Paulus Manadatititip & Anor v The State [1978] PNGLR 128
Cheong v Nemil [1981] PNGLR 472 Kearney DCJ
Nup v Hambuga [1984] PNGLR 206 N478 (M) (2 August 1984) Bredmeyer.J
The State v Richard Amuna Koupa [1987] PNGLR 208
Acting Public Prosecutor v Don Hale Sc 564
The State v Thomas Waim [1995] PNGLR 187
State v Inema Yawok [1998] N1766 (16/06/1998) Kirriwom.J
State v Michael Kamban Mani (21/05/02) N2246 Kandakasi.J
Joesph Nimagi, Gurua Kerui and David Bawai Laiam v The State SCR 07 of 2003 (01/04/04)
Kovi v The State [2005] SC 789 (31/05/05) Injia DCJ,Lenalia &Lay JJ
Saperus Yalibakut vs. The State SCRA No 52 of 2005; 27.04.06(Jalina J; Mogish J Cannings.J)
The State v Raka Benson (2006) CR 447&450 Cannings.J
Police v Numan Kanai DCR 517/2011
Police Rex Aiye DCR 695/2011


Reference


'Sentences passed on Dangerous Drug Offenders', Magistrates Bi-Annual Judicial Conference in Lae, May 2009, Martin Ipang


Legislation


Constitution of PNG
Dangerous Drug Act Chapter 228


Abbreviations


The following abbreviations appear in the judgment
CHT Chapter
DDA Dangerous Drug 1952 Act Chapter 228
GBB Good Behavior Bond
J Justice
M Magistrate
N National
PNGLR Papua New Guinea Law Reports
S C Supreme Court
SCR Supreme Court Reference
SECT Section
PWC FC Police Woman Constable First Constable
ST State
SECT Section
V Versus


Counsel


Police Woman Constable First Constable Doreen Able for the Police Prosecution.
Defendant in person.


INTRODUCTION


1. Kaumi. M. Weiman Marley, you will now be sentenced for an offence contrary to Section 3. 1. (d) of the Dangerous Drug Act ( Hereinafter referred to as DDA)


ARRAIGNMENT


2. When I arraigned you, you pleaded guilty and after confirming the brief facts with you I found you guilty as charged but did not proceed to enter a conviction against you.


FACTS


3. That on Tuesday the 05th of July 2011, at about 4:30 pm, the defendant now before the Court namely Weiman Marley was at the car park at Jomba Police Station, Madang town, Madang Province.

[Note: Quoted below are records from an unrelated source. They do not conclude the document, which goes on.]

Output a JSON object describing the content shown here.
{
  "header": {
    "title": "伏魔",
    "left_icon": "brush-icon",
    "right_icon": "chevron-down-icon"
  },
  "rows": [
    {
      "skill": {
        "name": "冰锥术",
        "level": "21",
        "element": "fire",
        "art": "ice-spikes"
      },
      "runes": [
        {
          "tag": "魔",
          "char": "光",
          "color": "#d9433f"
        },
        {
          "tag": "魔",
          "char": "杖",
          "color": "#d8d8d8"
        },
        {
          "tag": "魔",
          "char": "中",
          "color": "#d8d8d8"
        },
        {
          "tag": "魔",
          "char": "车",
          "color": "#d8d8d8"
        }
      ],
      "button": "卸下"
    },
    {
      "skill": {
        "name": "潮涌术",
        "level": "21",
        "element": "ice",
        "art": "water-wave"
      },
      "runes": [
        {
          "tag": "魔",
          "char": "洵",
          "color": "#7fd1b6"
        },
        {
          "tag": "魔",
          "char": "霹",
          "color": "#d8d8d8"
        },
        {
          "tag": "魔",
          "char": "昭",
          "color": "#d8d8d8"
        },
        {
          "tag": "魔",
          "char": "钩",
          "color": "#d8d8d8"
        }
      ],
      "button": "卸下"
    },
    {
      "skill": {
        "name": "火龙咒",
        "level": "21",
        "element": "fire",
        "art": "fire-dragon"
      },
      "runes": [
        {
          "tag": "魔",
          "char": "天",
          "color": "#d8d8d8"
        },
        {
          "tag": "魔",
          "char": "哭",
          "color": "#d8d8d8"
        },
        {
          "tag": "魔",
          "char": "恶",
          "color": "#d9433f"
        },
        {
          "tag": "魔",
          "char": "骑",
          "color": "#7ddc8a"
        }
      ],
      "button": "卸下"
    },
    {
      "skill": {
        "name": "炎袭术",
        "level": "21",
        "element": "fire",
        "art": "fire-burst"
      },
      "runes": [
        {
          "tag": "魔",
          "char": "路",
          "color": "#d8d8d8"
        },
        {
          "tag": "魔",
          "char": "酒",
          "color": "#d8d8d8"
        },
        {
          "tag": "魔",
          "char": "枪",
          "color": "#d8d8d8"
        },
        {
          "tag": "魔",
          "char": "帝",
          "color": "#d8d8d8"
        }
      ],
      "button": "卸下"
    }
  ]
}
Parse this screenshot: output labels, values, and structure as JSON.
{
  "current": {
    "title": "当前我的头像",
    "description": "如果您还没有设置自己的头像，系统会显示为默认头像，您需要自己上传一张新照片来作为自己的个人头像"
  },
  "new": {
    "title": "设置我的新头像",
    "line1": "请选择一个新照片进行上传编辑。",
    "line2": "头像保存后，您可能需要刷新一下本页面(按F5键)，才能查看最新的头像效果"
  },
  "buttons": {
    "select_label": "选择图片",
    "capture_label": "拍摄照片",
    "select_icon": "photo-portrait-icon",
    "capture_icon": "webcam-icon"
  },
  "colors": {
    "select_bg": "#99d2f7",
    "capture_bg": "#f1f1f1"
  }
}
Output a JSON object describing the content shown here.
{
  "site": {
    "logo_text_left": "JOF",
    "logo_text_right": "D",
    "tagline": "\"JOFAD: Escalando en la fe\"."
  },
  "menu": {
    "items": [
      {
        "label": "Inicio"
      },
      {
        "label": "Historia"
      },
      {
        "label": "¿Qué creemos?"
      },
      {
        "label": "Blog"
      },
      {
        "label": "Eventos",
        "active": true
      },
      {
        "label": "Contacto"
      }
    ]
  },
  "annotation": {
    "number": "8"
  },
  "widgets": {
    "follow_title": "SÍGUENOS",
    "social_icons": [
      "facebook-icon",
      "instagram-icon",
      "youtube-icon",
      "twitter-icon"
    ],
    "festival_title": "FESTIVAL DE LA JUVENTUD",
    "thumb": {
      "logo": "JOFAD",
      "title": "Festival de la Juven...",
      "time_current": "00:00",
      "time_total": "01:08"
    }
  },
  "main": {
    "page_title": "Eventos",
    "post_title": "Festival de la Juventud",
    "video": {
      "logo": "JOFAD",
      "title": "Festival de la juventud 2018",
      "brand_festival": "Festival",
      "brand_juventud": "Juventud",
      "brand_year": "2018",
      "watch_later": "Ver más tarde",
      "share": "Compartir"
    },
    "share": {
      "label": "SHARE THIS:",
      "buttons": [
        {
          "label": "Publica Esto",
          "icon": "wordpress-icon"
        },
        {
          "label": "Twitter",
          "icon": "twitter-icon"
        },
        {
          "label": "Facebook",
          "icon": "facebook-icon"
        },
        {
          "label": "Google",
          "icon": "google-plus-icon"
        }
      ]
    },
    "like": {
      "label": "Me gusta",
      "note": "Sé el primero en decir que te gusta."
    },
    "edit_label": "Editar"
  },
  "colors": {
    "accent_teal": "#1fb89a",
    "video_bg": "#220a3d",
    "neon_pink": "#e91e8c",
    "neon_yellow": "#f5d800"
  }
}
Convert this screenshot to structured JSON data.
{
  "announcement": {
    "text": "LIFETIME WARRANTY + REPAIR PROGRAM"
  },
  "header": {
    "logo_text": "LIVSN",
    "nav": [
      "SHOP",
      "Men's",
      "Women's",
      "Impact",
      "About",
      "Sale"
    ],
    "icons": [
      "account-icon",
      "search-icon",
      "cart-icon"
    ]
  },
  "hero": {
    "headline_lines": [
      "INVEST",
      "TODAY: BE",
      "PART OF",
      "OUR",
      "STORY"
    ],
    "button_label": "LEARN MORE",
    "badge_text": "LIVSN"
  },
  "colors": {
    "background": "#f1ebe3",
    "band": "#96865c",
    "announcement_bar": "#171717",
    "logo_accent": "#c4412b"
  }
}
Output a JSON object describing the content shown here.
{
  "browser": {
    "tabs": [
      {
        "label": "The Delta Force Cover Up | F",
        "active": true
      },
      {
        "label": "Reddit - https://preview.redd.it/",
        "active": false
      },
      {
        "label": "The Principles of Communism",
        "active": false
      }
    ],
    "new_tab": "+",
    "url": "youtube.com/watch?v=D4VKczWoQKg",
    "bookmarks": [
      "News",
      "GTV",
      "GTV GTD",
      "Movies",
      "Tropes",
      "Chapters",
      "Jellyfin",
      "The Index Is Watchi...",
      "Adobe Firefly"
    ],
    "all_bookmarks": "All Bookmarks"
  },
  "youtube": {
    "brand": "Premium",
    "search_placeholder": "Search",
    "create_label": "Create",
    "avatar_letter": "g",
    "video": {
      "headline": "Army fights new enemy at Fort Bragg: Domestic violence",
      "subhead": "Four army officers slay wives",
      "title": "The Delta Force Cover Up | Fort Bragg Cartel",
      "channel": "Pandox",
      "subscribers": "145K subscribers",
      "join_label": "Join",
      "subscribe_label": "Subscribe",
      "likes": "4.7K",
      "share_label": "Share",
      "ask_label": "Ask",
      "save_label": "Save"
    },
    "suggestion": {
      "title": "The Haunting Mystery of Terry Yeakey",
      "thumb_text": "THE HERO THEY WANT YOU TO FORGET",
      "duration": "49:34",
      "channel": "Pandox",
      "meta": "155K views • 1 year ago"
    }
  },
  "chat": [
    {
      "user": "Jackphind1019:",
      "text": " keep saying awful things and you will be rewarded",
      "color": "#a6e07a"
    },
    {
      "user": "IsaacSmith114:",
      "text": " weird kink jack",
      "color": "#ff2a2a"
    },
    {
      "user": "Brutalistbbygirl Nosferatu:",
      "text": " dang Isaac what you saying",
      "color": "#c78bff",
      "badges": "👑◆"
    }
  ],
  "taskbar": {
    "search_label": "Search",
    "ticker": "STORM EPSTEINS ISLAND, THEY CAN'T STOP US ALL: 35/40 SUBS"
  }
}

4. On the mentioned date, time and place the defendant and thereof his friends taken there after they were apprehended for being drunk and causing nuisance in front of the Papindo shop in town. Whilst they were coming out of the Police vehicle, a roll of cannabis (marijuana) was seen lying on the floor of the said vehicle so the defendant and his friends were asked to remove their shoes and the defendant was discovered having nine rolls of marijuana hidden in his boot.


5. When asked he admitted that the drugs (marijuana) belonged to him and said he got the drugs to support himself for his bus fare because his parents were not supporting him while he was attending school at the Saint Benedict Agriculture and Technical School at Danip, Madang. So he was formally cautioned, arrested, charged told of his rights charged and placed in the Police cells.


ANTECEDENTS


6. Your Antecedent Report provided to Court is as follows;


(a) You are 21 years of age and come from Wilaru village in the Yangoru District of the East Sepik Province;

(b) You are a second year Motor Mechanic student at the St Benedict Agriculture and Technical School.

(c) You are single;

(d) You have no prior convictions.

ALLOCATUS


7. In your address on sentence you stated the followed:


(a). I am a second year Motor Mechanic student undergoing studies at the St Benedict Agriculture and Technical School where I also live on the campus;


(b) My parents live far away in Wewak and I have no relatives in Madang and at the time of my arrest I was doing my practical so I was off the campus;


(c) It is true that I do not smoke marijuana and this was the first time for me to have marijuana in my possession;


(d) I was selling marijuana for lunch money during my practical.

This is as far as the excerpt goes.